249 şehidimizin olmuş olduğu darbe teşebbüsünü bu millet tarihinde hiçbir zaman unutmayacak. Bunu aslında o acıları yaşamakla birlikte belki bugün bu tarihten itibaren kendi çocuklarımıza, kendi torunlarımıza anlatacağımız çok güzel hikayeleri geride bıraktığımıza inanıyorum. Tıpkı Kurtuluş Savaşı’nda Mustafa Kemal Atatürk’ün ve ekip arkadaşlarının verdiği o mücadeleyi elhamdülillah benzerini milletimiz tekrar bu alanlarda verdi. Tıpkı Fatih Sultan Mehmet’in geçmişte İstanbul surlarına at sırtında dayandığı gibi o mücadeleyi verdiği gibi bugünkü millet o mücadeleyi verdi. Tıpkı Kanuni Sultan Süleyman’ın at sırtında taa Avrupa kapılarına dayandığı gibi bu millet bu ülkede bayrağını dalgalandırmaya devam etmek için, minarelerde ezanlarını dalgalandırmak için o mücadeleyi verdi. Ve biz bu güzel ecdadımızdan kalan yurdu, Gazi Mustafa Kemal Atatürk’ten, Fatih Sultan Mehmet’ten bize emanet etmiş bu şehri, gerekirse canımızı veririz ama bir damlasını, bir karışını, bir santimini dahi vermeyiz diyerek meydanlara çıktık. Bugün bu kalabalık o günkü kalabalığın tekrardan sağlamasıdır. Bir daha vermeyeceğiz ve bu milleti bölmeye bir daha hiç kimsenin gücü yetmeyecektir, diye düşünüyorum.

“Bu millet unutmayacak”

15 Temmuz darbe teşebbüsünün yaşandığı ilk geceden bu güne kadar verilen mücadelenin, 250’ye yakın şehidimizin olduğu bir darbe teşebbüsünün yaşandığı bir anıyı bu millet unutmayacak diye düşünüyorum. Biz o gün unutmadık. Uğur Mumcu Meydanı’nda daha darbenin yaşandığı ilk saatlerde elinde Kur’an-ı Kerim’i ile gelip oturan vatandaşımızı unutmadık. Elinde bayrağı ile Boğaziçi Köprüsü’ne çıkan vatandaşlarımızı unutmadık, unutmayacağız. Akıncı Üssü’nde, Gölbaşı’ndaki Özel Harekat’ta şehit polislerimizi unutmadık, unutmayacağız. Onların kadim ailelerini unutmadık, unutmayacağız.

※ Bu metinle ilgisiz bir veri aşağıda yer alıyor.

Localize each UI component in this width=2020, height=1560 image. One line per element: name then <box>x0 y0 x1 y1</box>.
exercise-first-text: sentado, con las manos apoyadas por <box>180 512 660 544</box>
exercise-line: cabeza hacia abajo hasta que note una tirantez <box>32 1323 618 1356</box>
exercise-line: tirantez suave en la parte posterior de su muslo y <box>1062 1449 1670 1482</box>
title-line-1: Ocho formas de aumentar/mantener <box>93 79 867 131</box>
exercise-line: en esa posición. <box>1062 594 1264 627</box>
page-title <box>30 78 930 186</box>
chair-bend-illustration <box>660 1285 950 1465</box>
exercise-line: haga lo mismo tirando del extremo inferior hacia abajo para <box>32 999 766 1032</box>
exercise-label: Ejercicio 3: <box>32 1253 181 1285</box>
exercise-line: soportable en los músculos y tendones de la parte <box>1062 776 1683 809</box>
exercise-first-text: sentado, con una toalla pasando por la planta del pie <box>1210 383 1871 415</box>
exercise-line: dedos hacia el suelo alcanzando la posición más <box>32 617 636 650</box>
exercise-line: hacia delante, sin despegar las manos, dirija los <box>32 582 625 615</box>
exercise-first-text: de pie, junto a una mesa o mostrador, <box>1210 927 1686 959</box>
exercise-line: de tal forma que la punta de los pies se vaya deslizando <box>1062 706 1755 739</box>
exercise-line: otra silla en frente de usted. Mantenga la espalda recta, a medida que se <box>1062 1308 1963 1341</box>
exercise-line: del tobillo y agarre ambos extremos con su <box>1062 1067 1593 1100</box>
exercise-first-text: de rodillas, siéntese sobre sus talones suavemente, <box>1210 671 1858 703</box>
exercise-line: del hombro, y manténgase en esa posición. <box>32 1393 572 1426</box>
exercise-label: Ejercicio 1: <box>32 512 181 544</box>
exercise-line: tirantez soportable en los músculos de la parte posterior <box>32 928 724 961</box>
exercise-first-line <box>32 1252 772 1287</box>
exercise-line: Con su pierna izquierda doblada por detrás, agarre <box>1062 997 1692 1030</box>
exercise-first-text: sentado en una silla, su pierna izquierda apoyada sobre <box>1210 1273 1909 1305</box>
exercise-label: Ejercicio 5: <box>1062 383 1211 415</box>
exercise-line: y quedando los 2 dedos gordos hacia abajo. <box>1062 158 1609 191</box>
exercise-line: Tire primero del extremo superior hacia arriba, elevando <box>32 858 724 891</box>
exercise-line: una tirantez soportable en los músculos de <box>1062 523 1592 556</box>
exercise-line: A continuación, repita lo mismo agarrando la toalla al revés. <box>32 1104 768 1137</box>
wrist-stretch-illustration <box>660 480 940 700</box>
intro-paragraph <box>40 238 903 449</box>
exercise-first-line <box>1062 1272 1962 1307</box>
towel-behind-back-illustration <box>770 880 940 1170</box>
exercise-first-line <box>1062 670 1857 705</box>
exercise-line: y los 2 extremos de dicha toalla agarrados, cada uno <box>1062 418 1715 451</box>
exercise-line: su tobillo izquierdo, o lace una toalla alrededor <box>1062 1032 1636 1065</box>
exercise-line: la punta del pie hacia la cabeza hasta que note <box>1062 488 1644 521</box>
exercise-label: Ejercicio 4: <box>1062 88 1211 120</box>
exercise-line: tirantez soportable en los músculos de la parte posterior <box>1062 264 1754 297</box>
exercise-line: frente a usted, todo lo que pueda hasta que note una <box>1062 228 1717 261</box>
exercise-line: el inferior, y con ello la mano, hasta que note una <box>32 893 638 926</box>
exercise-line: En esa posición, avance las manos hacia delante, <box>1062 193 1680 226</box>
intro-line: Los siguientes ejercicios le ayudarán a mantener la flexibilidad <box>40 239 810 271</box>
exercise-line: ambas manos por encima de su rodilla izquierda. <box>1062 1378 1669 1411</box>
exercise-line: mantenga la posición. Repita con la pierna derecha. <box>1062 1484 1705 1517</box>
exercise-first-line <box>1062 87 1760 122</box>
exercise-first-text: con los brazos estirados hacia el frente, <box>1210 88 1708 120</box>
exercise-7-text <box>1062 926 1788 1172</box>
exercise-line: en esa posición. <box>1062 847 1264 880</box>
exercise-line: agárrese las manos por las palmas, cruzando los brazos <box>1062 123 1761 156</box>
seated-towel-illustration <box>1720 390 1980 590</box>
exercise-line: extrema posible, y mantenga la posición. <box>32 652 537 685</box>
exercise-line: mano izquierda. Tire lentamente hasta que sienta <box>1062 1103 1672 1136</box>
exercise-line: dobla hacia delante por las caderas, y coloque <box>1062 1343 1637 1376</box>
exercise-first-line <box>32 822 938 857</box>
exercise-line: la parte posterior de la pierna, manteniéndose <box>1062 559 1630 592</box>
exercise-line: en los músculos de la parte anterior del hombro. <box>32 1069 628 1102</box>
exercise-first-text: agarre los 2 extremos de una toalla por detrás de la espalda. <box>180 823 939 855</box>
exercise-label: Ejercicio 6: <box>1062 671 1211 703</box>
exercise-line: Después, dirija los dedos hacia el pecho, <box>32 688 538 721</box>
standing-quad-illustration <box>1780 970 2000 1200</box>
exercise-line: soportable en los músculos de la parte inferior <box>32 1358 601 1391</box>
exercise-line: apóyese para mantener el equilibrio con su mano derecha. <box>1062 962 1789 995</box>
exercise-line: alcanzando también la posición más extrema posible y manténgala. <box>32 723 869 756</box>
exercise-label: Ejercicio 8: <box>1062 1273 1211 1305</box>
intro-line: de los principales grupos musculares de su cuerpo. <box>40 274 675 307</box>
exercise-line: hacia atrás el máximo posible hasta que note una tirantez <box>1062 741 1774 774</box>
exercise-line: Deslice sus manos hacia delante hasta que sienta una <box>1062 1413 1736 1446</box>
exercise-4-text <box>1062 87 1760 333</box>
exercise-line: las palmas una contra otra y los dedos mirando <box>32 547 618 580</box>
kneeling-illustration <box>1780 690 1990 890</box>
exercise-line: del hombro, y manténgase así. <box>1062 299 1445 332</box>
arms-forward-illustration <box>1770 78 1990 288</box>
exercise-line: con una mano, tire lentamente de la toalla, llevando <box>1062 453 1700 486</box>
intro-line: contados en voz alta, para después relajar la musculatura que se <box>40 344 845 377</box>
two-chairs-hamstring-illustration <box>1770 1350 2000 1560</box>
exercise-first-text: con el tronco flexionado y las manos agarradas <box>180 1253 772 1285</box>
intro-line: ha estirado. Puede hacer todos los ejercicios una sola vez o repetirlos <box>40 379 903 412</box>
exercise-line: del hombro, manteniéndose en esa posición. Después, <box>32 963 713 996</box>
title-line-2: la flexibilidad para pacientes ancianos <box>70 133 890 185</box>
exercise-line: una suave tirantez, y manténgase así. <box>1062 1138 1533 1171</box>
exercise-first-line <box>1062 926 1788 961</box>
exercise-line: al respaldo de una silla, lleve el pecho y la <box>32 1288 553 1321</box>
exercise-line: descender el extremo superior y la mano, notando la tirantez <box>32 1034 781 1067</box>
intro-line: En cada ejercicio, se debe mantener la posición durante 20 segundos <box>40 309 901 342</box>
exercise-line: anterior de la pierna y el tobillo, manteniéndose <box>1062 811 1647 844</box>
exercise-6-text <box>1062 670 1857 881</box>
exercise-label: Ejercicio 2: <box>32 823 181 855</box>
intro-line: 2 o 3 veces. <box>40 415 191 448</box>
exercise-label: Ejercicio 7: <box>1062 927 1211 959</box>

“Hiçbirinin yüzünde pişmanlık yok”

İşte hemen yanı başımızda Silivri Cezaevi’nde darbe teşebbüsünde bulunan komutanların duruşmalarına hep birlikte tanıklık ediyoruz. Emin olun hiçbirinin yüzünde bir pişmanlık ifadesi okuyamazsınız. Her birisi hukuku çok profesyonel şekilde kullanan ve yaptığından da pişmanlık duymayan, adeta bu milletin aklıyla dalga geçercesine saatlerce savunmalarını uzattıkça uzatan bir anlayışın içerisinde. Ama bu millet onu da unutmayacaktır diye düşünüyorum.

Bu millet 250 tane şehidimizin olduğu bir darbe teşebbüsüne kontrollü darbe diyenleri de unutmayacak. Öyle bir darbe teşebbüsü yaşandı ki bu ülkede eğer ki bu millet meydanlara çıkmasaydı, bu millet şehit olmasaydı, bu millet gazi olmasaydı; bugün hiç kimse o meydanlarda, o sokaklarda olamayacaklardı.